Crimmins D L, Holtzer M E
Howard Hughes Medical Institute Core Protein/Peptide Facility, Washington University School of Medicine, St. Louis, MO 63110.
J Chromatogr. 1991 May 10;543(2):327-43. doi: 10.1016/s0021-9673(01)95785-1.

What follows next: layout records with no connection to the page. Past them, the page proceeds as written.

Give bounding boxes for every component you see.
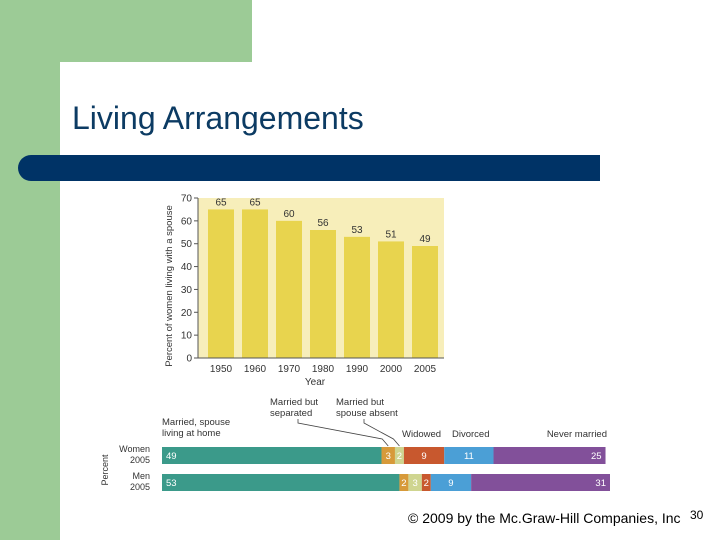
segment-never-married-women bbox=[493, 447, 606, 464]
bar-value-label: 65 bbox=[215, 197, 227, 208]
series-label: Widowed bbox=[402, 429, 441, 440]
slide-title: Living Arrangements bbox=[72, 100, 364, 136]
segment-widowed-men bbox=[421, 474, 431, 491]
series-leader-line bbox=[297, 419, 389, 447]
series-label: separated bbox=[270, 408, 312, 419]
segment-value-label: 2 bbox=[401, 478, 406, 489]
segment-married-but-spouse-absent-women bbox=[394, 447, 404, 464]
x-tick-label: 2000 bbox=[380, 364, 403, 375]
bar-value-label: 51 bbox=[385, 229, 397, 240]
y-tick-label: 60 bbox=[181, 216, 193, 227]
bar-1970 bbox=[276, 220, 302, 358]
series-label: Married, spouse bbox=[162, 417, 230, 428]
series-label: living at home bbox=[162, 428, 221, 439]
segment-married-but-separated-women bbox=[381, 447, 395, 464]
category-label: 2005 bbox=[130, 455, 150, 465]
x-tick-label: 1950 bbox=[210, 364, 233, 375]
bar-chart-x-label: Year bbox=[305, 377, 326, 388]
segment-value-label: 31 bbox=[595, 478, 606, 489]
bar-2000 bbox=[378, 241, 404, 358]
series-label: spouse absent bbox=[336, 408, 398, 419]
category-label: Men bbox=[132, 471, 150, 481]
bar-1980 bbox=[310, 230, 336, 358]
bar-value-label: 65 bbox=[249, 197, 261, 208]
x-tick-label: 1960 bbox=[244, 364, 267, 375]
segment-divorced-men bbox=[430, 474, 472, 491]
segment-value-label: 11 bbox=[464, 451, 474, 462]
category-label: 2005 bbox=[130, 482, 150, 492]
y-tick-label: 0 bbox=[186, 354, 192, 365]
series-label: Never married bbox=[547, 429, 607, 440]
y-tick-label: 40 bbox=[181, 262, 193, 273]
category-label: Women bbox=[119, 444, 150, 454]
segment-value-label: 3 bbox=[386, 451, 391, 462]
bar-value-label: 56 bbox=[317, 218, 329, 229]
bar-value-label: 49 bbox=[419, 234, 431, 245]
bar-value-label: 53 bbox=[351, 225, 363, 236]
y-tick-label: 30 bbox=[181, 285, 193, 296]
green-side-strip bbox=[0, 0, 60, 540]
bar-chart-y-axis: 0 10 20 30 40 50 60 70 bbox=[181, 194, 199, 365]
series-label: Married but bbox=[336, 397, 384, 408]
segment-widowed-women bbox=[403, 447, 445, 464]
segment-married-spouse-living-at-home-men bbox=[162, 474, 400, 491]
segment-value-label: 2 bbox=[424, 478, 429, 489]
segment-married-spouse-living-at-home-women bbox=[162, 447, 382, 464]
bar-chart-x-axis: 1950 1960 1970 1980 1990 2000 2005 bbox=[198, 357, 444, 375]
copyright-footer: © 2009 by the Mc.Graw-Hill Companies, In… bbox=[408, 510, 681, 526]
stacked-y-label: Percent bbox=[100, 454, 110, 486]
x-tick-label: 1980 bbox=[312, 364, 335, 375]
segment-value-label: 3 bbox=[412, 478, 417, 489]
series-leader-line bbox=[363, 419, 400, 447]
x-tick-label: 1970 bbox=[278, 364, 301, 375]
segment-value-label: 9 bbox=[421, 451, 426, 462]
x-tick-label: 1990 bbox=[346, 364, 369, 375]
segment-never-married-men bbox=[471, 474, 610, 491]
bar-2005 bbox=[412, 246, 438, 358]
x-tick-label: 2005 bbox=[414, 364, 437, 375]
bar-value-label: 60 bbox=[283, 209, 295, 220]
bar-1950 bbox=[208, 209, 234, 358]
y-tick-label: 20 bbox=[181, 308, 193, 319]
y-tick-label: 50 bbox=[181, 239, 193, 250]
segment-value-label: 53 bbox=[166, 478, 177, 489]
bar-chart-bars: 65 65 60 56 53 51 49 bbox=[208, 197, 438, 358]
series-label: Divorced bbox=[452, 429, 490, 440]
segment-married-but-spouse-absent-men bbox=[408, 474, 422, 491]
bar-chart-y-label: Percent of women living with a spouse bbox=[164, 205, 175, 367]
segment-married-but-separated-men bbox=[399, 474, 409, 491]
page-number: 30 bbox=[690, 508, 704, 522]
segment-divorced-women bbox=[444, 447, 494, 464]
y-tick-label: 10 bbox=[181, 331, 193, 342]
segment-value-label: 49 bbox=[166, 451, 177, 462]
y-tick-label: 70 bbox=[181, 194, 193, 205]
segment-value-label: 9 bbox=[448, 478, 453, 489]
bar-1990 bbox=[344, 236, 370, 358]
title-underline-bar bbox=[18, 155, 600, 181]
segment-value-label: 25 bbox=[591, 451, 602, 462]
segment-value-label: 2 bbox=[397, 451, 402, 462]
bar-1960 bbox=[242, 209, 268, 358]
series-label: Married but bbox=[270, 397, 318, 408]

Non-cross-linked and disulfide-cross-linked two-chain molecules comprising the alpha and/or beta chains of rabbit skeletal tropomyosin were studied by electrophoretic, chromatographic and physical methods. Elution order on C4 reversed-phase high-performance liquid chromatography depends markedly on the number and position of the cross-links. In the C4 reversed-phase elution medium, cross-linked and non-cross-linked species are greater than 85% helical by circular dichroism, but the non-cross-linked elute later from high-performance size-exclusion chromatography (G4000) and have molecular mass of 31,000-41,000 dalton by equilibrium ultracentrifugation. The data suggest that in the C4 reversed-phase high-performance liquid chromatography elution medium non-cross-linked tropomyosin exists as amphipathic single-chain alpha-helices.
通过电泳、色谱和物理方法研究了包含兔骨骼肌原肌球蛋白α链和/或β链的非交联和二硫键交联的双链分子。在C4反相高效液相色谱上的洗脱顺序明显取决于交联的数量和位置。在C4反相洗脱介质中,通过圆二色性分析,交联和非交联的物种螺旋度均大于85%,但非交联的物种在高效尺寸排阻色谱(G4000)中洗脱较晚,并且通过平衡超速离心法测得其分子量为31,000 - 41,000道尔顿。数据表明,在C4反相高效液相色谱洗脱介质中,非交联的原肌球蛋白以两亲性单链α螺旋形式存在。